A: Planning for the VCC 2015 campaign began last November during the Child Care 2020 conference in Winnipeg where over 600 delegates gathered to discuss the current state of early childhood education and child care (ECEC) in Canada. A focus of that conference was a move from research to action, in which we brainstormed what we wanted in a national campaign and how the various “players” would collaborate and contribute to an election campaign for child care. My primary duties were to organize a steering committee to work closely on the campaign, to form a larger reference group with the broader ECEC sector and to hire a campaign organizer to help us pull it off. The VCC campaign works with just about anyone who wants to get involved and our local organizers across Canada have reached out to school board trustees, city councillors and other stakeholders/community leaders to join us in our call for a national child care program.

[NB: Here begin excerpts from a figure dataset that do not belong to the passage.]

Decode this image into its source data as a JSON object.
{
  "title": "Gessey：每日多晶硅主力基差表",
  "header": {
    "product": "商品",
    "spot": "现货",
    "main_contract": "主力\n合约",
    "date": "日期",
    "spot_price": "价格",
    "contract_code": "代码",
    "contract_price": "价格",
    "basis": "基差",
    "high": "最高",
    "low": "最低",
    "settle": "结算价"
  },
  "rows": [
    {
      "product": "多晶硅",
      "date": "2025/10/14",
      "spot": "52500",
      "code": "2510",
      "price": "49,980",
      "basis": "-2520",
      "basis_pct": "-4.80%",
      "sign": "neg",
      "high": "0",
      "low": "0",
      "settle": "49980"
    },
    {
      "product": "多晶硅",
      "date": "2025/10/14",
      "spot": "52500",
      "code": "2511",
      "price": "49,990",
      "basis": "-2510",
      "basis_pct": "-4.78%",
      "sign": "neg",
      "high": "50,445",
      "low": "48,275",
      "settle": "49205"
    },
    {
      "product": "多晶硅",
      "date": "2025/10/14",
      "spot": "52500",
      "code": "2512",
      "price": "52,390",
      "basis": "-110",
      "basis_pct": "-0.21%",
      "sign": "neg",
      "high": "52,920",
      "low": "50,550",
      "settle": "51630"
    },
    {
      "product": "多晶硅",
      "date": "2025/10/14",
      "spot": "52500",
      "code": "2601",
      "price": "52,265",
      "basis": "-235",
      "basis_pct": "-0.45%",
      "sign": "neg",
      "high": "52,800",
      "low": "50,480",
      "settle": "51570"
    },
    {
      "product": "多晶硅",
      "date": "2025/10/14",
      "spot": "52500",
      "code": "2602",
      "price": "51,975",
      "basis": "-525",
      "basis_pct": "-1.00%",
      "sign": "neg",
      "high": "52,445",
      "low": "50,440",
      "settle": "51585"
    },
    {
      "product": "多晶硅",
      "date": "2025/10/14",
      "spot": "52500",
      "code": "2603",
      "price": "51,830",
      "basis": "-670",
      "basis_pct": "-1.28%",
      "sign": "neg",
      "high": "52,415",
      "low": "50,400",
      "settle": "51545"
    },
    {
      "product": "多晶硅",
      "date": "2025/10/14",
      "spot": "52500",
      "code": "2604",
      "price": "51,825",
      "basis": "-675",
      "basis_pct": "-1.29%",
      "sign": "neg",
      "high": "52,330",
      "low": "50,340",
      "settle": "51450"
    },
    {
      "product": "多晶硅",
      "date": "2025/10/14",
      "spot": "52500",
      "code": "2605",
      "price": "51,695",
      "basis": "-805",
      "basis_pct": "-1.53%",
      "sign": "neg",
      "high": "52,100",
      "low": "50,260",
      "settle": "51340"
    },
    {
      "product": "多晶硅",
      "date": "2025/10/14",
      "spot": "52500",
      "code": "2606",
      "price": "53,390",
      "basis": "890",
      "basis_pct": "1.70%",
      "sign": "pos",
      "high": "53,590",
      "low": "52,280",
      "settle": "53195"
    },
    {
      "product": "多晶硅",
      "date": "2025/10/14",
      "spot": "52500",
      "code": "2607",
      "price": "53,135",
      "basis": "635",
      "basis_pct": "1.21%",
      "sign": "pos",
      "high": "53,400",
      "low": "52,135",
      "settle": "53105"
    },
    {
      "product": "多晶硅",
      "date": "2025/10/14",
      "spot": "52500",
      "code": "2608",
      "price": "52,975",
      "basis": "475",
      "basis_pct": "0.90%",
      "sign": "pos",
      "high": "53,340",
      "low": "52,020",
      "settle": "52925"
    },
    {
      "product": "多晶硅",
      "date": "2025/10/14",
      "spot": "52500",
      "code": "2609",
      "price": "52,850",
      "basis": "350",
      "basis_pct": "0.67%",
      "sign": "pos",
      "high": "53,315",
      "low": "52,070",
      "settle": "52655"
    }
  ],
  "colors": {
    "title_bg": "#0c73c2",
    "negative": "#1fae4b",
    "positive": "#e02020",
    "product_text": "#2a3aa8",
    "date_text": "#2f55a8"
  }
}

Q: What is the biggest problem with Canada’s child care system? And how does this impact Canadians of all backgrounds, beliefs and socio-economic levels?
A: Carolyn Ferns and Jane Beach discuss how “a deeply entrenched neoliberal approach to social policy at the federal level and in many provinces has left child care twisting in the wind. And we have seen the total absence of the federal government from child care.” Perhaps the first step to correcting this major issue is for the federal and provincial/territorial governments to recognize ECEC as a public good and to fund it and plan for it accordingly – this requires a serious commitment from all levels of government in Canada. In 2004/05 the federal government introduced plans to develop a national child care program. The federal government and provincial and territorial governments worked to sign bilateral agreements which included substantial public funding, policy commitments and common principles such as quality, universally inclusive, accessible and child care programs that are developmentally focused (known as the QUAD principles). In 2006, Harper announced that the government would abandon those agreements and that it would instead introduce the Universal Child Care Benefit of $100 dollars a month per child 0-6 years of age (recently expanded to $160/month for children 0-6 and $60/month for children 7-17). I personally believe that it comes down to political will and also how Canadians value care work and the essential role that it plays in our society. The current patchwork of early childhood education and child care services impacts all Canadians – whether or not we have children of our own. Of course the lack of affordable quality child care impacts some groups more, parents of children with disabilities or special needs can face immense hardships in trying to find suitable child care to meet their child’s needs. Indigenous communities have limited access to early childhood education and family resource programs that support the cultural teachings and practices of the community with programs that foster the physical, social, intellectual and spiritual development of children.
Q: What do the federal, provincial/territorial, and municipal levels of government need to do, cooperatively, to implement ECEC by 2020?
A: If we look at the provinces and territories across Canada we can observe that many have taken significant steps towards improving the ECEC sector. To us in the child care movement we believe that this is the most opportune time to have the federal government come to the table ready to work with provincial and territorial governments to support a comprehensive national program. The federal government needs to make a commitment to Canada’s children and families to build a national child care program anchored by a comprehensive policy framework, long-term sustained funding, benchmarks, and evaluation. This needs to happen in cooperation with provincial/territorial levels of government who then need to work out comprehensive provincial policy to support local levels of government to grow and sustain child care systems. It requires careful policy planning that pulls in experts in the field including researchers, academics, parents and early childhood educators who have real on the ground experience of the essential elements that make quality child care programs work. What we have seen is that 3 of the 4 major political parties have released child care platforms this election, each one with promises to support Canadian families with better child care. We are optimistic and we believe that the VCC2015 campaign has been successful in keeping child care on the political agenda and on the minds of voters.